Former Gov. Angus King would tell this story about the University of Maine: He was certain from early in his term that part of the reason for the university’s budget struggles was the light teaching loads professors carried there, requiring many more of them on the faculty. But after trying several times to get a simple reply to the question of how many classes, on average, professors taught each semester, he concluded that the university was even more determined that he not learn this secret. He left office after eight years still not knowing. Once, when he was reminded that this was a hard number for anyone to obtain, he said, “Yes, but I’m the governor!”
So he was, but he was a governor whose suspicions about the University of Maine made its administrators (and there are many administrators) nervous to the point of dissembling, and university-system officials learned to go around his office to the Legislature whenever they could. The former governor may have had the right hunch – the university system hid substantial tax-supported inefficiencies – but he wasn’t the guy to get at them.

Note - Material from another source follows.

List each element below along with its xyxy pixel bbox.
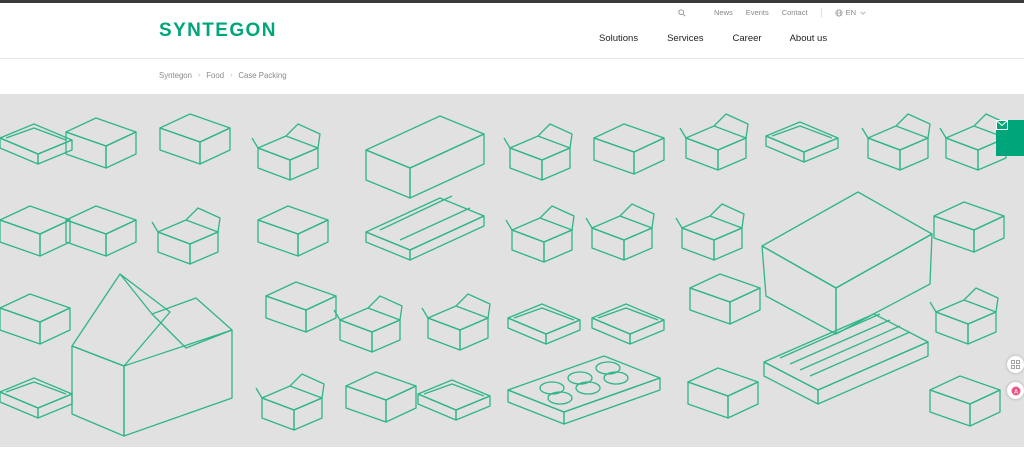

Maine’s current governor, John Baldacci, UMaine alumnus, expert politician and friend of public education, has an entirely different approach, which gives him a chance to do thoroughly what is now being done partly: reorganize not just the university system but higher education in Maine in a way that few governors could. If he can be persuaded to take up this challenge, prepare for interesting times.
The late Howard Bowen, an economist and college president, observed 20 or so years ago that because a college’s bottom line is not profit but, in one form or another, educational excellence, prestige and influence, it has built-in, near-limitless incentives to spend. He called this a “revenue theory of cost.” But revenue is not unlimited, forcing universities to choose among worthy programs, or, more positively, forcing them to chase out waste and duplication to keep as many of those worthy programs as it (meaning also we) can afford.
The state is $113 million behind on its current budget and is asking state agencies to help close the budget gap. The University of Maine System was asked to cut $13 million this year, and the immediate unhelpful response from the system office was telling. “In times like this,” said one of its spokespersons, “higher education should be protected as an essential and valuable state resource and partner, and not treated as some kind of rainy day fund.” This sounds as if the university system views other state services – prescription drugs for the elderly, foster care? – as inessential in comparison to, say, its budget for lawn maintenance. (I have no intention of picking on lawn maintenance per se. I am an admirer of the state universities’ many lawns; they’re top notch.)
The university system is cost heavy with staff and faculty, relatively light on programs, so with employee contracts and all it would have a hard time meeting the governor’s request. But the decisions it makes about how to spend its scarce dollars grow more important as the scarcity grows. More, there are so many new demands on the university system – particularly as a means of economic development – that it can count on this heightened scarcity far into the future. How will it protect its most important and promising functions if it puts up a blanket defense for all it does? It can’t.
A phenomenon that will push this along can be divided into two: rising competition for students, at least in the first half of a college career, from the new and more affordable Community College System (number of degree students up 38 percent in the last two years); and, second, a falling number of students available because of a declining birth rate. K-12 enrollment fell by 2,300 students this year; it is expected to fall by as much as 10 times that number over the next eight years. (Are we all spending so much time admiring university lawns that none remains for producing babies?)
A solution seemed at hand early this year when the Higher Education Joint Advisory Committee was announced: three college presidents each from the university and community college systems to slay waste, flay redundancy and play nice with each other by making credits easily transferable. Several good things have happened, but no proposal has yet made it from the committee to the offices of the chancellor or Community College System president. The systems’ good friend has noticed: At a university holiday party last week, says an unusually reliable fellow reveler, Gov. Baldacci told administrators that he has waited long enough for results. Move faster now, he reportedly told them.
The governor can talk like that because, first, he gets invited to these parties and, second, because he must – Maine is one of the few states without a formal board or agency to oversee its full range of higher education. But in this is his opportunity, certainly an opportunity beyond the immediate funding problem. He can charge that joint committee with doing much more – eliminate duplicative administration, propose incentives for savings, engage the faculty to link the two systems even more closely, substantially boost financial aid for low-income students (Chancellor Joseph Westphal has the right idea here), describe what a permanent higher-education oversight board should look like for Maine, tie the system tighter to the state’s economic plans. If higher ed’s potential costs are limitless so should be its eagerness for improvement.
Meanwhile, former Gov. King, knowing a good thing when he sees it, has joined the professorial class – Bowdoin College has invited him to teach a course called “Leaders and Leadership” this spring. For the record, he’ll be teaching one class.
Todd Benoit is the BDN editorial page editor.